— No, Giorgio, non si tratta di questo! Il parlare in tal modo è da malvagio, è anti-evangelico. Giorgio, voi avete, è vero, un padrone duro; è innegabile che egli si è comportato con voi in maniera riprensibile. Io non posso pretendere di scusarlo. Ma voi sapete che l’Angelo ordinò ad Agar di tornarsene alla sua padrona e di starle soggetta, e che l’Apostolo rimandò Onesimo al suo padrone.
— Non mi citate esempi della Bibbia in questo senso, signor Wilson, — disse Giorgio con occhi scintillanti — io ve ne prego, perché mia moglie è cristiana, ed io pure voglio esser cristiano, se posso; ma col farmi citazioni bibliche nelle circostanze in cui mi trovo non riuscireste ad altro che ad allontanarmene per sempre. Ne chiamo a testimone l’onnipotente Iddio! Eccomi bell’e pronto a comparirgli dinanzi e a chiedergli se ho fatto bene o male a procacciarmi la libertà.
— Questi sentimenti sono molto naturali, Giorgio, — disse il dabben uomo, soffiandosi il naso — sì, molto naturali... ma è mio dovere di non incoraggiarli in voi. Sì, figlio mio, ne sono ora dolente per voi: la condizione vostra era certamente triste, anzi tristissima; però dice l’Apostolo: «Ciascun rimanga nello stato in cui è posto». Noi tutti dobbiamo assoggettarci ai disegni della Provvidenza, Giorgio. Non lo comprendete, voi? —
Giorgio stava ritto dinanzi a lui, col capo leggermente rovesciato all’indietro, le braccia conserte sul largo petto e le labbra contratte da un amaro sorriso.

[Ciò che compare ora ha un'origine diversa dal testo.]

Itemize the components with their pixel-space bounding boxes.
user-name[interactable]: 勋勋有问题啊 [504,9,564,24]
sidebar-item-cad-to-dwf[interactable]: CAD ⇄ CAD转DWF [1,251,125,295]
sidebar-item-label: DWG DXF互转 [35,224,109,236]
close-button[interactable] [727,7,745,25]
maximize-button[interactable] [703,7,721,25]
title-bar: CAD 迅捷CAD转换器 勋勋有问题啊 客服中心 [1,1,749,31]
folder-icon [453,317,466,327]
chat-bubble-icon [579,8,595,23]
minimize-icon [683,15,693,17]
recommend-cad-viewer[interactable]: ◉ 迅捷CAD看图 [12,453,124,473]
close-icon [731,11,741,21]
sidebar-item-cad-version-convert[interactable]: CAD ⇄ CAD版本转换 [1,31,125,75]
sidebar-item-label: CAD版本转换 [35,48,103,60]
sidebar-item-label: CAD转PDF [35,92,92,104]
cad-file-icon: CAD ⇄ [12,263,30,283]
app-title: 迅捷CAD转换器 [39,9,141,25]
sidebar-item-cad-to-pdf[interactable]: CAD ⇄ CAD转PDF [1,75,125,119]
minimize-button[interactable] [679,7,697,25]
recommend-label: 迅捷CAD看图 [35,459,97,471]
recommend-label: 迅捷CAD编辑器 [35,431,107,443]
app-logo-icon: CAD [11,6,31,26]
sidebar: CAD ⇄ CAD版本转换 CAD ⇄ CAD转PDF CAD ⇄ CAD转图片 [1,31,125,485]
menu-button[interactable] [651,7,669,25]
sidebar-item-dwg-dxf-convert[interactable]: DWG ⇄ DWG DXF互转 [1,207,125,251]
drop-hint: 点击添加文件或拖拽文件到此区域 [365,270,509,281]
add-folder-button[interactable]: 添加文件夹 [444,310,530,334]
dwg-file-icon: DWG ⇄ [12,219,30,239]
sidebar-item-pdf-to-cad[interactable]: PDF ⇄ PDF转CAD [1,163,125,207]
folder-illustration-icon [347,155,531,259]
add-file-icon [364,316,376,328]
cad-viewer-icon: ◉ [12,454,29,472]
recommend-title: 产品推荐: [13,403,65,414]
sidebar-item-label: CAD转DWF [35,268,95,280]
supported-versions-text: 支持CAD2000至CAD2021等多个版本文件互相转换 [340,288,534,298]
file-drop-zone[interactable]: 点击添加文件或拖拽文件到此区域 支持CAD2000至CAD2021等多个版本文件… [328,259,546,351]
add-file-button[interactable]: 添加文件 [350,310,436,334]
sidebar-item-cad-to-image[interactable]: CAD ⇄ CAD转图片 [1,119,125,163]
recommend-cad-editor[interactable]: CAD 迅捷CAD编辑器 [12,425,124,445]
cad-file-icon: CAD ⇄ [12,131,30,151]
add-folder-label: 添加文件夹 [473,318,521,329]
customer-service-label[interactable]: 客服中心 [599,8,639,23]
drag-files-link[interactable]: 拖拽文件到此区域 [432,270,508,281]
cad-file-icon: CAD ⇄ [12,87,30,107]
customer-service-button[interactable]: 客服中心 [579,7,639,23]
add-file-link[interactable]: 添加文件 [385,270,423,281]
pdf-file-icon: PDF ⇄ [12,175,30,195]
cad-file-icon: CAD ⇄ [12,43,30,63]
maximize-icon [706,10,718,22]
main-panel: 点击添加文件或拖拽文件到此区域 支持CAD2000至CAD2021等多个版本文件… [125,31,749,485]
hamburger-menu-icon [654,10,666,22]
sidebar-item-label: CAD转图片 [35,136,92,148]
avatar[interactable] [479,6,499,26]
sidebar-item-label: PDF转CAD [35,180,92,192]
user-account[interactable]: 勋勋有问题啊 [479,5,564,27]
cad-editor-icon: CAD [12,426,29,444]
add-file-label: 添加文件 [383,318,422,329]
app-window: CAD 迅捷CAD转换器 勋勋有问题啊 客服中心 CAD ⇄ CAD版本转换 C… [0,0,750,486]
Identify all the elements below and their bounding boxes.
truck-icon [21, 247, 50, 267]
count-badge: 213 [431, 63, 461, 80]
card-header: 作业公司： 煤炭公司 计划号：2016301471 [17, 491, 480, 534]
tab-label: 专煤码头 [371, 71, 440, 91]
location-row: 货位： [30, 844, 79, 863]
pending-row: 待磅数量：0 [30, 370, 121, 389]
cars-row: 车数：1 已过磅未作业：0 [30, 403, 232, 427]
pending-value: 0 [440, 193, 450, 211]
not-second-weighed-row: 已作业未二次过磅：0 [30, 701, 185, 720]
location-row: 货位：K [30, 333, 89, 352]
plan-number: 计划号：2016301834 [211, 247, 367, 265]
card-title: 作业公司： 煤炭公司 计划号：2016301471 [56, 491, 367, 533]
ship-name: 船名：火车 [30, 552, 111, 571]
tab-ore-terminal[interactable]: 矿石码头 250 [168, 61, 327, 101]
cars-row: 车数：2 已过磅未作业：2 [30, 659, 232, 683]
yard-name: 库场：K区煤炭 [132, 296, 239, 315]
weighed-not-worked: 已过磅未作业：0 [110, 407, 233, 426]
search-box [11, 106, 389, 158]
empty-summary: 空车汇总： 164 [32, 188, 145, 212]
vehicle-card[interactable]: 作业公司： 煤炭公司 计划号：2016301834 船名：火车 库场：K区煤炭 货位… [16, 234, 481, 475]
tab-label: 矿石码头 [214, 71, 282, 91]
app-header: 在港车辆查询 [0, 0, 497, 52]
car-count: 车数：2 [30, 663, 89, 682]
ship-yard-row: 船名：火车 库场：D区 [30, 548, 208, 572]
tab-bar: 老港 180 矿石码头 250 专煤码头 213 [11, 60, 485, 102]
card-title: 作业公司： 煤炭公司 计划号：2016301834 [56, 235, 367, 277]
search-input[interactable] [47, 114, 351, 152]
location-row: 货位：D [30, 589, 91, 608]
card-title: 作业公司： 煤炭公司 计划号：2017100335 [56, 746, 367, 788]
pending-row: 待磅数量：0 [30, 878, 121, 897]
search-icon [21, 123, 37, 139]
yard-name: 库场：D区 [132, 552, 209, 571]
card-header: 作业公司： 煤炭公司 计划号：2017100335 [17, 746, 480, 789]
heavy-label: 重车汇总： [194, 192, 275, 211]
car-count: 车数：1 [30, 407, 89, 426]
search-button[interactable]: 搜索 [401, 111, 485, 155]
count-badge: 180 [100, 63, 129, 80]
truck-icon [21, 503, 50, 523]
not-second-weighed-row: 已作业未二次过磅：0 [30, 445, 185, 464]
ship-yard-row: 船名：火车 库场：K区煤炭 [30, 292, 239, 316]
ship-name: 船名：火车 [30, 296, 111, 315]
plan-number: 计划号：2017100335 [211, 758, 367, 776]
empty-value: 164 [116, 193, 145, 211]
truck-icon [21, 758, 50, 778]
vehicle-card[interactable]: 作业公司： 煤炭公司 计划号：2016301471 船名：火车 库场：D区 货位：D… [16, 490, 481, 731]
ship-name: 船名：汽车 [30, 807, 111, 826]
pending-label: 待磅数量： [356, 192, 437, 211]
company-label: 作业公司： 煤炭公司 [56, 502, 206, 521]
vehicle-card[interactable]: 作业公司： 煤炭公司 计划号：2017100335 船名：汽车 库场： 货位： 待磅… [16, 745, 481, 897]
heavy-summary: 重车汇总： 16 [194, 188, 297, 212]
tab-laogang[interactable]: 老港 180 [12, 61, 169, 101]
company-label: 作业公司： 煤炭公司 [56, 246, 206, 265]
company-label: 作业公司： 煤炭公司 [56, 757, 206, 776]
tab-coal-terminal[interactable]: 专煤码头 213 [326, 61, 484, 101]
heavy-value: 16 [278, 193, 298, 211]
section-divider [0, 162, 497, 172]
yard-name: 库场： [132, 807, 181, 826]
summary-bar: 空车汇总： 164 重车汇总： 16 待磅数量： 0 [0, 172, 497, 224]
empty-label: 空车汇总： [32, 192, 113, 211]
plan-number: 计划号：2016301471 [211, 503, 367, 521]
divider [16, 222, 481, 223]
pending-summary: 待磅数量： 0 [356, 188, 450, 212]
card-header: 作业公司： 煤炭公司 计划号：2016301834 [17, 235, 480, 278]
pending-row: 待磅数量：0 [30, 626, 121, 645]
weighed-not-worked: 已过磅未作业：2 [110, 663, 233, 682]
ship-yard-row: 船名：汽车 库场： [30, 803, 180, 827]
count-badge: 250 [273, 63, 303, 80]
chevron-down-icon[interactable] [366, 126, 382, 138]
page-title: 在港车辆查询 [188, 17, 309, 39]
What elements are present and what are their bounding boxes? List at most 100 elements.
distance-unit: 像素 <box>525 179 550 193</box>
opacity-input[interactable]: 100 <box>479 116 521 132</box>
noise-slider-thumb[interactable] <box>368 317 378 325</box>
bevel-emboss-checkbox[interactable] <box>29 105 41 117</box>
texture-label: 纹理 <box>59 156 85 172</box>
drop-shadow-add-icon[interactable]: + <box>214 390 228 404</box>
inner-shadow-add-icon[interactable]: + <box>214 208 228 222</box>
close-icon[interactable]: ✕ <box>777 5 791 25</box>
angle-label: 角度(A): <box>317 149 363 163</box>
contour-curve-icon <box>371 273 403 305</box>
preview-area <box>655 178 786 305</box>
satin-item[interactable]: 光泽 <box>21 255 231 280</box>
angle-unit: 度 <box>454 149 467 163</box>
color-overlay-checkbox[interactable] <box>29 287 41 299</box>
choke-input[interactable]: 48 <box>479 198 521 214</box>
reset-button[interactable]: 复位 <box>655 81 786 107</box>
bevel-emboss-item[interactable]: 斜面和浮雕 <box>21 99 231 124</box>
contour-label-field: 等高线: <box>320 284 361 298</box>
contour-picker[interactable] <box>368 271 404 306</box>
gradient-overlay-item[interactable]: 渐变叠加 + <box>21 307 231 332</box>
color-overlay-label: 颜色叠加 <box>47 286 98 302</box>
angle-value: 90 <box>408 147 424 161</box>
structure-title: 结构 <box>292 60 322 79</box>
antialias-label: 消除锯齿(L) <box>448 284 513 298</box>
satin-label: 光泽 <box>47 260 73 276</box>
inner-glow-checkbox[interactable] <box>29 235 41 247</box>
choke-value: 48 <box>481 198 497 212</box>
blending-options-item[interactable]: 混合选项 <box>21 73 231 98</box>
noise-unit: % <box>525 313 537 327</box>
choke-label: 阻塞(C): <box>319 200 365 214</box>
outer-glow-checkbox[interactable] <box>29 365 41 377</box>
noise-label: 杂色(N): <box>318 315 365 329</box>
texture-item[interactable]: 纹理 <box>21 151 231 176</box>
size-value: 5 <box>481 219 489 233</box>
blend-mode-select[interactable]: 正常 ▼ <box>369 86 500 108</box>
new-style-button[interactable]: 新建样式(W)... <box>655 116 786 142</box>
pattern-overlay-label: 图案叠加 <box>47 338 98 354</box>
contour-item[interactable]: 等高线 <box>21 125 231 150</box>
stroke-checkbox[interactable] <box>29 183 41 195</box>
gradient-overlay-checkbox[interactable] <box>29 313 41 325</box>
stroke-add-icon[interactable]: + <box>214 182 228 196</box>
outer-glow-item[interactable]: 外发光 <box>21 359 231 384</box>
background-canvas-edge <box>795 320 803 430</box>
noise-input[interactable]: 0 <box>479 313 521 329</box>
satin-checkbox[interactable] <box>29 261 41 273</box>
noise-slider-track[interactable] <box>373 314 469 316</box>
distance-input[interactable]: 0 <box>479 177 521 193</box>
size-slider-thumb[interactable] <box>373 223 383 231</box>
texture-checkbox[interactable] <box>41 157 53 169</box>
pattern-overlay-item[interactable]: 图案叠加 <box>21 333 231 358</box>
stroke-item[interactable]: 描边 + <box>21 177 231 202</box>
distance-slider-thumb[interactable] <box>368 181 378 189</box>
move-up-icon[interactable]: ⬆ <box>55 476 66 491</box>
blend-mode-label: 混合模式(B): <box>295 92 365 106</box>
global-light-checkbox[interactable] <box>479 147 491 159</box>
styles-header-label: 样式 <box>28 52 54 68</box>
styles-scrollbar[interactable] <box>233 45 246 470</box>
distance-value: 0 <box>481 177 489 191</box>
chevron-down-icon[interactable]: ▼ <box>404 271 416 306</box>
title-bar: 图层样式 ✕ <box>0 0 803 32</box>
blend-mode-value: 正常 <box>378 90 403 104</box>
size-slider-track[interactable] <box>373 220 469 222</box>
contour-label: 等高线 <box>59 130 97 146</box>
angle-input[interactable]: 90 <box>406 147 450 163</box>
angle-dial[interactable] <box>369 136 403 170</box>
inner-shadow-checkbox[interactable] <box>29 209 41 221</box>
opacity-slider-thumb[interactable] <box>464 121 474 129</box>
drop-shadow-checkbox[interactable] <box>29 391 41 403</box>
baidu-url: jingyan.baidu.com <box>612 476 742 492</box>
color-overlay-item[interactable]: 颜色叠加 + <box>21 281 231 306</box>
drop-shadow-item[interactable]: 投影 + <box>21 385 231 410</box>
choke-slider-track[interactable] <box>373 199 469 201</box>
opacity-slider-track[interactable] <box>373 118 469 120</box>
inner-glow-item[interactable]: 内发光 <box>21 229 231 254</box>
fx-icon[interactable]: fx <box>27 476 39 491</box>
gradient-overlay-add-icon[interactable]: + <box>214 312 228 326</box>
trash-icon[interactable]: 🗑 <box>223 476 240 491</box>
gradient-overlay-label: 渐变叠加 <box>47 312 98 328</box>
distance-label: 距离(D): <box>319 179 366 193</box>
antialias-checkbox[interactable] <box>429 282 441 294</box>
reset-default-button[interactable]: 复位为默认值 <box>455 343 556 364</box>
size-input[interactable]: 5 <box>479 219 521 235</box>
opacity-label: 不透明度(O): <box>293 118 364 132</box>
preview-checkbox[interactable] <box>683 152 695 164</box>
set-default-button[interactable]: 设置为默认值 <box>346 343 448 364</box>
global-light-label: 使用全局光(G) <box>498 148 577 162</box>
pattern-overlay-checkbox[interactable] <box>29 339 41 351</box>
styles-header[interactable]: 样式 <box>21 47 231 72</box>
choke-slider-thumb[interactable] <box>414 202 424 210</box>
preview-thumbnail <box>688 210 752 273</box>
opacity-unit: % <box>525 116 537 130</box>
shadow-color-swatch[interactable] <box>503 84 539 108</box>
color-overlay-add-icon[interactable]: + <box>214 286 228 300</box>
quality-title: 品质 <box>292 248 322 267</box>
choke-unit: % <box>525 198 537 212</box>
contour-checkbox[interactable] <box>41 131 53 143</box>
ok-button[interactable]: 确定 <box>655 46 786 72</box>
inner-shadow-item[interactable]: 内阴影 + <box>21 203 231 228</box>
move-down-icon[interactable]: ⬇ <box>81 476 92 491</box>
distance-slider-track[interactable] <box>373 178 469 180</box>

— Io vi domando, signor Wilson: se gl’Indiani fossero venuti a strapparvi dalle braccia di vostra moglie e dei vostri figli, e volessero farvi spendere tutta la vostra vita a coltivare i loro campi, credereste voi esser vostro dovere il restare nella condizione a cui sareste tratto in quella guisa?